Lime reaches 100 million rides, pulls car-sharing from Seattle

Lime Juicer redistributes electric scooters on busy road.

This week Lime announced its 100th micromobility ride since 2017, the year it was founded. 

Also this week Lime announced its removal of Limepods from Seattle, which is also where Lime is preparing to release its first fleet of electric scooters next spring. The last day to sign up for a Limepod is Oct. 14. 

In November 2018, Lime piloted Limepod, a car-sharing service only in Seattle in which 500 two-door Fiat 500s free-floated between users. You only had to scan a QR code, locate an available car, pay a dollar to unlock the car and 40 cents per mile to get to a destination. The cars easily fit two people but could squeeze in three or four. 

To uphold environmental sustainability, Lime hoped to eventually replace the Fiats with an electric fleet. With each purchased Fiat, it also purchased carbon offsets. Lime saw its fleet as another way to offset congestion and navigate a dense urban environment.


Among its competitors, Car2Go and ReachNow, Limepods were the cheaper option, but two months ago, BMW’s ReachNow also removed its fleet from Seattle. 

While car-sharing remains popular, the companies may have a hard time financially sustaining the capital-intensive service.
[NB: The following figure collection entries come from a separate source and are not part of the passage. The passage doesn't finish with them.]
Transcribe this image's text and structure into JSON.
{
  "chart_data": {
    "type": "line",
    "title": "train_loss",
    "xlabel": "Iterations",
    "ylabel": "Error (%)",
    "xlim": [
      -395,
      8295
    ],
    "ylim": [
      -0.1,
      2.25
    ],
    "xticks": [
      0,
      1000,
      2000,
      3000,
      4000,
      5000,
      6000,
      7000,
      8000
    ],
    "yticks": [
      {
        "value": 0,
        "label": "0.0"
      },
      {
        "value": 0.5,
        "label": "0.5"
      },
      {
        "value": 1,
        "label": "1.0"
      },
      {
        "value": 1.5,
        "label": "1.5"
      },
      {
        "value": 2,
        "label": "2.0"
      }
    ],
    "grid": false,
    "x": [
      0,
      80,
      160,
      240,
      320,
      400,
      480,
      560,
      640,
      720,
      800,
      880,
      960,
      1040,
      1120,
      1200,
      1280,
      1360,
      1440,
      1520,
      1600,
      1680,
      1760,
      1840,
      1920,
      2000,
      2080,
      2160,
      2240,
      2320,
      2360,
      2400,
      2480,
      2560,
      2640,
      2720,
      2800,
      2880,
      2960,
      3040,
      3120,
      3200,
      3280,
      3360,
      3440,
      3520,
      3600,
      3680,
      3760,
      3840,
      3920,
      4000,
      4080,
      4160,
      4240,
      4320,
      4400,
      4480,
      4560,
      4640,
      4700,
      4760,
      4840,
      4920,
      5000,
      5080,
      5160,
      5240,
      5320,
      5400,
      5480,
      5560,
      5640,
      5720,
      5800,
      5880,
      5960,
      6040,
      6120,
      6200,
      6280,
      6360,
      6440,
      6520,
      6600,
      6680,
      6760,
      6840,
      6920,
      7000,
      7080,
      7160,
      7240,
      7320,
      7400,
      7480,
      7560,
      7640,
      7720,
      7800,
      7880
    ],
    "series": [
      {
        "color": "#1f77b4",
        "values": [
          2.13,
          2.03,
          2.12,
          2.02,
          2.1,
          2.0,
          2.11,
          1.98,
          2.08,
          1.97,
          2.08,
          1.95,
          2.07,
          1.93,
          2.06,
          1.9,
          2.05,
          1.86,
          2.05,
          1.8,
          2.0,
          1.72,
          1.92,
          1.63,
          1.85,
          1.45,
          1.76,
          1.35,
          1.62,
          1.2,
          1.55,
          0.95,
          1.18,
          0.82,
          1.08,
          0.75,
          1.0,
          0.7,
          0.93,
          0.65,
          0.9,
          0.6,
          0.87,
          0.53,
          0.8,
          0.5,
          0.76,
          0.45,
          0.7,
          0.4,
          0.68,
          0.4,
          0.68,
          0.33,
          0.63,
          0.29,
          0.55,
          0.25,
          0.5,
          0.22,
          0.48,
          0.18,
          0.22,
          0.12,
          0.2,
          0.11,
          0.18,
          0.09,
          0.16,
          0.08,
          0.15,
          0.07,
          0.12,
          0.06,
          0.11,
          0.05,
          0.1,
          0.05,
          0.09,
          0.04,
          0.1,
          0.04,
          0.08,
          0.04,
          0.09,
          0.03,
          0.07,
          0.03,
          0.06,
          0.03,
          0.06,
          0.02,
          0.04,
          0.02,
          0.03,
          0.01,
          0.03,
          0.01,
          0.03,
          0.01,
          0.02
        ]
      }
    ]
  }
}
Lime did not comment on the profitability of Limepods, but it did admit its inability to execute an electric fleet. 

“While the program was a great learning experience, at our core we are an electric mobility company first,” Lime said in an email to LimePod users on Sept. 19. “We are committed — like Seattle is — to sustainability, lower carbon emissions and to make cities more livable, all of which require reduced car travel.”


The former CEO of ReachNow, Steve Banfield, believes Lime’s shift away from car-sharing allows the company to transition into Seattle’s first electric-scooter-share pilot. To prepare for this launch, Lime has participated in a six-month due diligence process through the Seattle Department of Transportation (SDOT). Micromobility companies know Seattle to be an early adopter of bicycle-shares, but the city has not been as receptive to e-scooters. 

Mayor Jenny Durkan has concerns about safety issues and accessibility to low-income residents and people with disabilities, but hopes that Seattle’s delayed adoption and six-month due diligence process will offset typical scooter problems. 

The SDOT also worries that e-scooters will cause bicycling to lose popularity. 

In 2018, the National Association of City Transportation Officials (NACTO) reported 35.5 million trips on e-scooters, which doubled overall micromobility ridership from the previous year when no e-scooters existed. While bike-share rides totaled 36.5 million, one can see how the surge of e-scooter popularity poses a threat to bicycle centers like Seattle. 

E-scooters are now for rent in 100 U.S. cities. Lime alone has bicycles and e-scooters in 120 cities and 30 countries and has raised $777 million in venture capital funding. Perhaps Lime’s 100-million-rides milestone suggests a sticking factor for micromobility within global urbanization.